The immediate issue before the court has to do with whether a public employee, non-union member still must pay a “fair share” of dues to the union that negotiates wages and benefits that all workers enjoy.
In a decision in 1977, the U.S. Supreme Court approved a system that recognizes such collective bargaining benefits accrue to all workers — but which permitted any individuals to avoid paying a portion of dues to be used for political activities, so that Democrats were not compelled to pay to subsidize campaign support for Republicans and vice versa.
The challenge the court heard Jan. 11 was raised by 10 conservative California teachers who argued that even having to pay dues in support of collective bargaining against their will was a violation of their First Amendment free speech rights — advancing the idea that having the right to speak also must include the right not to speak.
While some say a decision in favor of the 10 teachers will have limited impact — noting some 25 states already forbid such “agency” payments by all — others claim throwing out the current system would be an intended body blow to public sector unions using the First Amendment argument as a ruse.
The latter claim is bolstered by statistics about union membership. Nationwide, according to the U.S. Bureau of Labor Statistics, “in 2013 there were 14.5 million members in the U.S., compared with 17.7 million in 1983. In 2013, the percentage of workers belonging to a union was 11.3 percent, compared to 20.1 percent in 1983. The rate for the private sector was 6.7 percent, and for the public sector 35.3 percent.”
The numbers also tilt higher for public-sector unions in a number of states considered Democratic strongholds — which, advocates of the present system say, makes the challenge on free speech grounds even more suspect. Cutting public employee unions’ access to fees from all workers will weaken — if not destroy — such unions as a powerful political force, say critics of the California challenge.
A ruling to toss the current system would “weaken our ability at the bargaining table and on the job, (our ability) to advocate for us and for the community,” Stephen Mittons, a local president of the American Federation of State, County and Municipal Employees, in Chicago, said in a Huffington Post report. “By decreasing the numbers even slightly, it does add to our vulnerability.”
Advocates for the status quo see a larger pattern: Court opinions that are positioned as upholding First Amendment values and free speech for all, but which in reality clear a path for the wealthiest speakers. Most often cited is the court’s 2010 ruling, Citizens United, which removed most limits for corporations and unions to support political campaigns and candidates, and which in critics’ eyes opened a torrent of special-interest spending supported by wealthy, mostly conservative, millionaires.

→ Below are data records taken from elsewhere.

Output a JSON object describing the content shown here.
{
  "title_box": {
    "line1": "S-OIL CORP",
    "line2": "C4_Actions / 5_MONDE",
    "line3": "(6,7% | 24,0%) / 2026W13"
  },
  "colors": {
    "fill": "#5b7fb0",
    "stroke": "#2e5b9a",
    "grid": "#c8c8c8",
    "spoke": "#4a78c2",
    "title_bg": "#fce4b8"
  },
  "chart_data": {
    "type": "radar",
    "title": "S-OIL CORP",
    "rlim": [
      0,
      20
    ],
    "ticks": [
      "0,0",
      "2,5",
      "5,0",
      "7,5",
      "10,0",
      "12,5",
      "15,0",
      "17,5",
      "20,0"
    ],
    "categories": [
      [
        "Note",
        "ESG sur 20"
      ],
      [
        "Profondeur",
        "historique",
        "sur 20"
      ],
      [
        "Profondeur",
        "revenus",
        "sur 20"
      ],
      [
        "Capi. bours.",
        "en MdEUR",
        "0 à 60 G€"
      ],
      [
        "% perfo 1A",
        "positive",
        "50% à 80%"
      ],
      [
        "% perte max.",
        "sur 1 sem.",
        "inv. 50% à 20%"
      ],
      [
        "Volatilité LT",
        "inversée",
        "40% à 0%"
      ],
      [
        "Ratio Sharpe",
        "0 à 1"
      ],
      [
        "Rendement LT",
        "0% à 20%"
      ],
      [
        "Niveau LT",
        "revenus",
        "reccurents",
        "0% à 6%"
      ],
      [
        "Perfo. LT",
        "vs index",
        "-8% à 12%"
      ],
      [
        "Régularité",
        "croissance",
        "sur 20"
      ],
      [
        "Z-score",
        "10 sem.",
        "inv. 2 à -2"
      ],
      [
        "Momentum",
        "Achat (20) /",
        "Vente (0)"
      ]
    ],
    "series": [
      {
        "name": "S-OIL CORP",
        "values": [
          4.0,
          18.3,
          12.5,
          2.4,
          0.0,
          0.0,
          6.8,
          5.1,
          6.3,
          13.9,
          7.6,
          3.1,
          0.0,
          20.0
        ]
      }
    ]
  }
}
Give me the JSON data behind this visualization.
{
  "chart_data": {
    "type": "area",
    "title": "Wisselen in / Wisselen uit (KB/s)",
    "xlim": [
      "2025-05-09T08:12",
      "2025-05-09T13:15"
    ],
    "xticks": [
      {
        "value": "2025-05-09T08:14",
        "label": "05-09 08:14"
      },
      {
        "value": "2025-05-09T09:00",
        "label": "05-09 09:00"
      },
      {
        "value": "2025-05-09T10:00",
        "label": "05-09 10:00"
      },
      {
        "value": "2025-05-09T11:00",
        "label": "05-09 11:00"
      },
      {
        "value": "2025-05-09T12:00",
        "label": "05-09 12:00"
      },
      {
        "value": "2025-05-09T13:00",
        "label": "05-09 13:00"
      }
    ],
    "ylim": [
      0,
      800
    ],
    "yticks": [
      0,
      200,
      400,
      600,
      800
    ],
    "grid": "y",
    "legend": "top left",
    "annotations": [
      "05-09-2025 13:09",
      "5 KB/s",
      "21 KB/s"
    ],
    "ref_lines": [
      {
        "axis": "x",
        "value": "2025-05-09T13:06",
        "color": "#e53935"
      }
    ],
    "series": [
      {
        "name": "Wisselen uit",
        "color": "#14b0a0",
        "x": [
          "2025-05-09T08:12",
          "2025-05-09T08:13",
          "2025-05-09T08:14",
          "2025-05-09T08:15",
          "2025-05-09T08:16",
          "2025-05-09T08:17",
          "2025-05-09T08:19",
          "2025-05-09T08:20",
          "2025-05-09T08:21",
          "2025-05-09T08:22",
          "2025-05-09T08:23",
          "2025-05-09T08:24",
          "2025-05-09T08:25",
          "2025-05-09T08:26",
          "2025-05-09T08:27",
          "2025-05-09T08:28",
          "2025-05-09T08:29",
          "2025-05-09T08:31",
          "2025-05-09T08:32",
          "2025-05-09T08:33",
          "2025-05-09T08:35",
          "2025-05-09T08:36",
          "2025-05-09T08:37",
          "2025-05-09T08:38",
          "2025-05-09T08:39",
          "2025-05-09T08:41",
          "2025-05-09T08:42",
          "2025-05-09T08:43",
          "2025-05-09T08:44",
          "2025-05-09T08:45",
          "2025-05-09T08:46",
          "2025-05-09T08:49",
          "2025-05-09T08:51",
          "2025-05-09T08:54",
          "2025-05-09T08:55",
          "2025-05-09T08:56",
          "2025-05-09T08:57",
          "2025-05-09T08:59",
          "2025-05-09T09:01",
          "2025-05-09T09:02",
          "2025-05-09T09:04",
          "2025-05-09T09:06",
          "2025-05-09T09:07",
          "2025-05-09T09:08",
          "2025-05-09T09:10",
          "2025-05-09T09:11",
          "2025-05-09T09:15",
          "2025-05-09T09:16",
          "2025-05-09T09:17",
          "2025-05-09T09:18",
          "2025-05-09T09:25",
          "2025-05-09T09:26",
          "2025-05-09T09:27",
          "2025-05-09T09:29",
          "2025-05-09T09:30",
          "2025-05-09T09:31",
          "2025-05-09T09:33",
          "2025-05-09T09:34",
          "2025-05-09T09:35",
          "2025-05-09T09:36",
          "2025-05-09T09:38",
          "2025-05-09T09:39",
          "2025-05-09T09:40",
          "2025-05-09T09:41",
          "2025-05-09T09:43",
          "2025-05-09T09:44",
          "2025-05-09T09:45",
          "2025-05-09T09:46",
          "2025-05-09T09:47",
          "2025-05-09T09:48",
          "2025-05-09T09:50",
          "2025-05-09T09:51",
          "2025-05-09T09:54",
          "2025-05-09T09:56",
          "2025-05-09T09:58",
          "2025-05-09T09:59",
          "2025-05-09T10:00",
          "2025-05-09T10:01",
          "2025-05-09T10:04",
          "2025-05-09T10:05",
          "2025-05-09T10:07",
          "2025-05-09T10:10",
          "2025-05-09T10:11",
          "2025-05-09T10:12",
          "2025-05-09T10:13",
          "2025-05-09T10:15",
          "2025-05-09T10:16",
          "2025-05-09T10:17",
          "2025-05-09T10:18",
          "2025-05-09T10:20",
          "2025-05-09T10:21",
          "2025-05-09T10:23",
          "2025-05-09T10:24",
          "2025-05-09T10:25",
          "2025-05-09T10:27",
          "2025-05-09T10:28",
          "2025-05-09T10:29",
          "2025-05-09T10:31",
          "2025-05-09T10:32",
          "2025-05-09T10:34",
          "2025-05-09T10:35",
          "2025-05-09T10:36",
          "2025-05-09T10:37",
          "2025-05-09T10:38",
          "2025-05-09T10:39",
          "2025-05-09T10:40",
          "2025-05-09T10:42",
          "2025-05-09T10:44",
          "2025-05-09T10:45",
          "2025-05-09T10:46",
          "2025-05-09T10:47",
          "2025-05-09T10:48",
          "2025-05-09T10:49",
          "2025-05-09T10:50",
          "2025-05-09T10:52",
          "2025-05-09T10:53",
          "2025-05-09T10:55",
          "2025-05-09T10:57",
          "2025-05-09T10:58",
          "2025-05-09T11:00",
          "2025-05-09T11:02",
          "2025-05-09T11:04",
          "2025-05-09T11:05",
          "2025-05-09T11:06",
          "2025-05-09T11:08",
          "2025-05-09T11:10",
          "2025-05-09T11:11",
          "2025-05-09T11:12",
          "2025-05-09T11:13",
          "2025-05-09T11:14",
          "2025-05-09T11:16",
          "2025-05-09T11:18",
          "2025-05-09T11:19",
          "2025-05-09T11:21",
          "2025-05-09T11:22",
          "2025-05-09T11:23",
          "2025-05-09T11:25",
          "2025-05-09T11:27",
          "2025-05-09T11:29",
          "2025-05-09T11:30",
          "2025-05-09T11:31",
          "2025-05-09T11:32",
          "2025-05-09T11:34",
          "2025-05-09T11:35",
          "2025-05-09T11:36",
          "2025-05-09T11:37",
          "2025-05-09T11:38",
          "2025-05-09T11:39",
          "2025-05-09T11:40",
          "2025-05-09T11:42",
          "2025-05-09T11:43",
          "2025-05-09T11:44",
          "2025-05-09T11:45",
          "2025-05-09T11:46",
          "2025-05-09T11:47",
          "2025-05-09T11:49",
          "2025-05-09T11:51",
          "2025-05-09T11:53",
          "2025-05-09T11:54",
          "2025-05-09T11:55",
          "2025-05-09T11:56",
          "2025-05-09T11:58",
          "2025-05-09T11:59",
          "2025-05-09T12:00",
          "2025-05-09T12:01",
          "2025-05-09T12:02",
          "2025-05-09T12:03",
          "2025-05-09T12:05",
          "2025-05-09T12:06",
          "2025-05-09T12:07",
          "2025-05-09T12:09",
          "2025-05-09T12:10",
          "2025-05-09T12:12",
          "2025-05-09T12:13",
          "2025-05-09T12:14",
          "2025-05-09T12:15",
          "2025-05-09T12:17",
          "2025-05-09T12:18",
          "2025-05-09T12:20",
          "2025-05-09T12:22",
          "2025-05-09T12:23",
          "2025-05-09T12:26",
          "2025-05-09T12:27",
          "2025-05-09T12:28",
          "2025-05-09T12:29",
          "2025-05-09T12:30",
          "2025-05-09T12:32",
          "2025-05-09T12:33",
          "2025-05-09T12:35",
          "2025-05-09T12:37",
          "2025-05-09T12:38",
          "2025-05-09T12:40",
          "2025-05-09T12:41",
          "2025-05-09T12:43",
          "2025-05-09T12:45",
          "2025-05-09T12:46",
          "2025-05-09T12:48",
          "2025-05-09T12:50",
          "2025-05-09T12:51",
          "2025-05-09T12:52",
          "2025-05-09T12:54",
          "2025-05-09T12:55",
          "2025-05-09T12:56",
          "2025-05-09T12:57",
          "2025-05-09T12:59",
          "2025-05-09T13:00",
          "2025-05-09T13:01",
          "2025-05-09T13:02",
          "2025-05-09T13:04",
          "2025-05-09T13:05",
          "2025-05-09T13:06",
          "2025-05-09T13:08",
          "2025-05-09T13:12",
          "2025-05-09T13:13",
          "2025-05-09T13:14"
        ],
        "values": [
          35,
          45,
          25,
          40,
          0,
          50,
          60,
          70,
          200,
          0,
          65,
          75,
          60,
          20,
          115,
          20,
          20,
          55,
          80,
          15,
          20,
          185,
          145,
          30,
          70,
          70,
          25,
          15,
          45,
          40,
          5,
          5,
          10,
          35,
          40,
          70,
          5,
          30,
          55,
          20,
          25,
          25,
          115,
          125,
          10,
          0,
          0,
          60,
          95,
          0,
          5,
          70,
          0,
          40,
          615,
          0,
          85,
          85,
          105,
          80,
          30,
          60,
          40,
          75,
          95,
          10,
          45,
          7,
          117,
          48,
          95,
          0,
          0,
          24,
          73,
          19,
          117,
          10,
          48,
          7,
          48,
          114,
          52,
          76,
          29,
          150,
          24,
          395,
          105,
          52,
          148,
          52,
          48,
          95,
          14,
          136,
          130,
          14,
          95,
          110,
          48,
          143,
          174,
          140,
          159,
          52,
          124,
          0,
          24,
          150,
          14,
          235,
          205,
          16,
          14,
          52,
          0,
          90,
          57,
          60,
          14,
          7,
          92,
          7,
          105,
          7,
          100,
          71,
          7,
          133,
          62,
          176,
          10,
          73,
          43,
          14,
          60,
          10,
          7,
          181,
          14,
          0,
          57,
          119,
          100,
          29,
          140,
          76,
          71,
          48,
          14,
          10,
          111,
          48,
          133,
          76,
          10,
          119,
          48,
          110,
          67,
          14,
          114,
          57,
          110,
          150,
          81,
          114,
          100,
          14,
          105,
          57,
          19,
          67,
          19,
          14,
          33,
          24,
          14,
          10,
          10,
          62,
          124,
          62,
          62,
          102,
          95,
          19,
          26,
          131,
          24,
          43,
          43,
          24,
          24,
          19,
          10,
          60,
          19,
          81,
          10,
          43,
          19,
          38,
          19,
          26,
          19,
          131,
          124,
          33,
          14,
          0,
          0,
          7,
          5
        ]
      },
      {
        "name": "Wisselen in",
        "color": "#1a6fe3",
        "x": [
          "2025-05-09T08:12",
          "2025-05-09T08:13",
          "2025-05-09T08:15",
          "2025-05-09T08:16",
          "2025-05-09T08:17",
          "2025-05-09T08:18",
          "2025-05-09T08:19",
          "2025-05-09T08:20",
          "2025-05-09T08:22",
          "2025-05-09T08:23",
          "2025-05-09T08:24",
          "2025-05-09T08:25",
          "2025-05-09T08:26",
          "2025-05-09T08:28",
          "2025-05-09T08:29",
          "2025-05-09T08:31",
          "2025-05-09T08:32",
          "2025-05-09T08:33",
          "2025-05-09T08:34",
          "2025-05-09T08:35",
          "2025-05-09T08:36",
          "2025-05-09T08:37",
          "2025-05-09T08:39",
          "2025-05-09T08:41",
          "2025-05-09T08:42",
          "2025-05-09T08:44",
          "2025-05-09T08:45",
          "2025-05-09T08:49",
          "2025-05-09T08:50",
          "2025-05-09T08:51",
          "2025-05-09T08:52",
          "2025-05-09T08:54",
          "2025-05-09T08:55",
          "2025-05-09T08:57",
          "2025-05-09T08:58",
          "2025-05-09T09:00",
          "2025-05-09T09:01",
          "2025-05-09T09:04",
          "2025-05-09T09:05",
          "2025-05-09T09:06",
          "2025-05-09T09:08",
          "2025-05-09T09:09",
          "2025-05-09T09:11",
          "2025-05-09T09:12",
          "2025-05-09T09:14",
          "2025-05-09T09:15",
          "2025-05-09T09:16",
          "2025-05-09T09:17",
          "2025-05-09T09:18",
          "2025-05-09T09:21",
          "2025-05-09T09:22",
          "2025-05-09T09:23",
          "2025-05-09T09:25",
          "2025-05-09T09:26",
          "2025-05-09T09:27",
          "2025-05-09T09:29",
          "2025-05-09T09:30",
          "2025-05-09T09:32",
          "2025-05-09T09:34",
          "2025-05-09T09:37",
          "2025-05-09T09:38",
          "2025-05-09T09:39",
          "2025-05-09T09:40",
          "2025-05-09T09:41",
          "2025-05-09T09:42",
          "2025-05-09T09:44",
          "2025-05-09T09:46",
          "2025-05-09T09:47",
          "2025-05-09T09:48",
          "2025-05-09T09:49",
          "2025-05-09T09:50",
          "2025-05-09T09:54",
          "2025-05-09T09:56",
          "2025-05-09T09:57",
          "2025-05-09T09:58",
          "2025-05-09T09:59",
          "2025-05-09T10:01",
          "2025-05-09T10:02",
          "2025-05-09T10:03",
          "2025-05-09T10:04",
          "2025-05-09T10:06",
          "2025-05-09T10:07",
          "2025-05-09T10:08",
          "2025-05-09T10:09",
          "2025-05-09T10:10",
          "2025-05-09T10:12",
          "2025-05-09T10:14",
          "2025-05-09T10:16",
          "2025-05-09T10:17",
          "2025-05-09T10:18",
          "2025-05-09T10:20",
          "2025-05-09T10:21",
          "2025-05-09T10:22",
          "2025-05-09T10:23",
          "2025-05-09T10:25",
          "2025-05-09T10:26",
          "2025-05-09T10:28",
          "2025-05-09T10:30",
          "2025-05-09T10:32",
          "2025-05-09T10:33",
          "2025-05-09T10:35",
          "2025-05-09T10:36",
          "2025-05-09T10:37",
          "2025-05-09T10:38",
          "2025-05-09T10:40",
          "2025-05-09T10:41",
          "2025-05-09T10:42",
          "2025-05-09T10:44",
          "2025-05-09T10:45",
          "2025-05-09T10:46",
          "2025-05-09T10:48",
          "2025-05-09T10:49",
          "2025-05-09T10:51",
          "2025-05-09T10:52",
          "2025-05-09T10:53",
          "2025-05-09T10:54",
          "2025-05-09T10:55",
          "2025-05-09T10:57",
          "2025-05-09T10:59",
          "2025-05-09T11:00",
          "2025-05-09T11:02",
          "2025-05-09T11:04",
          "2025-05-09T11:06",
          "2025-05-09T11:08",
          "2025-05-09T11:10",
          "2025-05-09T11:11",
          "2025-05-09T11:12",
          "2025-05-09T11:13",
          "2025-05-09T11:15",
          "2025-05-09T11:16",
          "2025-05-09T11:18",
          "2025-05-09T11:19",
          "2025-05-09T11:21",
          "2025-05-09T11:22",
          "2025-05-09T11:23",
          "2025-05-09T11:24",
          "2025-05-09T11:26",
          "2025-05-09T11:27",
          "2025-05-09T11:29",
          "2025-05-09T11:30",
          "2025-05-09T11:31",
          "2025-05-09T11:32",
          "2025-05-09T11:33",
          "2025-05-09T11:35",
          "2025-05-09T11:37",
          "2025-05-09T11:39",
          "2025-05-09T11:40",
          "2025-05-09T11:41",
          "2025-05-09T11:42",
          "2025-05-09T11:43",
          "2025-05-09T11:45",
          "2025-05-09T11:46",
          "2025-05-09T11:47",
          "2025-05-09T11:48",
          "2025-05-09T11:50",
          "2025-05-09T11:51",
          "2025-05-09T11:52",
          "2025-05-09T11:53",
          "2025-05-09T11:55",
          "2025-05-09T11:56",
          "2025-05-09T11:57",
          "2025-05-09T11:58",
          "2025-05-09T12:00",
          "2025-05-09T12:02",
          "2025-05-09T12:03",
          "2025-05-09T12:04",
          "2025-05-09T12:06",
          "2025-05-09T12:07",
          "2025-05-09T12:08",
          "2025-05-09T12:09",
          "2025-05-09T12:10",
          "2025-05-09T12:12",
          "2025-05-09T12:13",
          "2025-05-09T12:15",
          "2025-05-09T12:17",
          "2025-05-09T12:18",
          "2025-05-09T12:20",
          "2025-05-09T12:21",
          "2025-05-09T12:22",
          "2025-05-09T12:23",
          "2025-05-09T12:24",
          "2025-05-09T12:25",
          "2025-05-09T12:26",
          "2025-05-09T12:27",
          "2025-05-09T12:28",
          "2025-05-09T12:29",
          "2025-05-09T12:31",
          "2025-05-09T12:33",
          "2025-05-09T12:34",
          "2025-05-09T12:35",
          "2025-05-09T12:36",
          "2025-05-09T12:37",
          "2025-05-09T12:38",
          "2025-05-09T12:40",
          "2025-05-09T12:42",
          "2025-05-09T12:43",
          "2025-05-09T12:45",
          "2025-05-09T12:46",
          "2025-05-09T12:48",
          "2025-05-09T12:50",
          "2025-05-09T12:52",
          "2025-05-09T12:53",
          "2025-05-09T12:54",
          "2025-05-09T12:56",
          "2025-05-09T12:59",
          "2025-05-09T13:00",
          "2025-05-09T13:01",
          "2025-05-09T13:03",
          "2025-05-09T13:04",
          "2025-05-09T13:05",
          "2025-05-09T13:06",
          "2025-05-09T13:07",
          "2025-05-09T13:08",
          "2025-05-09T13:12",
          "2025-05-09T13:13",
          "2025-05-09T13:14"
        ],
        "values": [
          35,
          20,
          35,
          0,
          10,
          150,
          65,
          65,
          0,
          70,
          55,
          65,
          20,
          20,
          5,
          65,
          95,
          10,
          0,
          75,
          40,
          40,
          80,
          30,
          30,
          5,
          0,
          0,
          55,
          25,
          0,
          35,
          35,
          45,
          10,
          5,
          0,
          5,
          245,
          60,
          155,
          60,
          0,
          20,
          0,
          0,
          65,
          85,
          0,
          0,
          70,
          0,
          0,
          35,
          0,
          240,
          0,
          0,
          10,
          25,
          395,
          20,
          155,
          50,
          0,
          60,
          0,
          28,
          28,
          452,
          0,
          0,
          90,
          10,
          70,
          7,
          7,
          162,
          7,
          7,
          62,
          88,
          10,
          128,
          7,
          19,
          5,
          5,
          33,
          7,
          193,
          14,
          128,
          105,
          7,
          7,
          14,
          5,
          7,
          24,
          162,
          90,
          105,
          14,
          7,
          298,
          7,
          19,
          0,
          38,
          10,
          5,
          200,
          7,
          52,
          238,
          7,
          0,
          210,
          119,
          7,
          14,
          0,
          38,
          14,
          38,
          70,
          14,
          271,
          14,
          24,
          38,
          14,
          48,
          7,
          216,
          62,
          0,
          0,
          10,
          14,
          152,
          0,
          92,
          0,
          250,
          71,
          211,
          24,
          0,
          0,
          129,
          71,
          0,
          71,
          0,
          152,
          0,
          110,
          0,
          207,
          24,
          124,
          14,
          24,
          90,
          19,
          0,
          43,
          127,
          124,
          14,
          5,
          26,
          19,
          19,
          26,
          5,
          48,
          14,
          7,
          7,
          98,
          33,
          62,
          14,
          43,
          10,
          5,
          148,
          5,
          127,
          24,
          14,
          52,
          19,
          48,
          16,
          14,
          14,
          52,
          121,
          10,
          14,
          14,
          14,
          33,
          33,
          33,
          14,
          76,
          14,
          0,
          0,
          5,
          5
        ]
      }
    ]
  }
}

The apocalyptic view is the pair of rulings will provide for more “speech” by those who can afford to pay, while lowering the chance the funds supported by growing ranks public-sector unions can offset such spending by companies or individuals.
One non-legislative or judicial First Amendment factor might be the relatively new — and unsettling of so much — presence of the Web, which can make a single voice or example during a political campaign shout out to the world, even as well-funded corporate or union Web campaigns fail to show results.
One mitigating factor for union advocates might be to recall that in the last presidential election season, despite billions spent by rich individuals, corporations and unions, a turning point might have been the viral posting of a surreptitious cellphone camera video of GOP nominee Mitt Romney criticizing “47 percent” of voters he termed irresponsible and overly dependent on government assistance.
Still, the concentration of large public employee unions in larger, key electoral states such as New York and California — and the extent to which such unions tilt to Democratic candidates — puts a political tinge to the expected court action. And even in a political atmosphere increasingly dependent on social media and Web-based appeals, money still speaks — in organizing voter turnout and in media campaign advertising.
A fair assessment of the 2016 campaign thus far is that much is unexpected and non-traditional. We should know by the end of the court’s current term, in June, whether a big chunk of money still will “speak” in the same old way in the future.
Gene Policinski is chief operating officer of the Newseum Institute and senior vice president of the Institute’s First Amendment Center.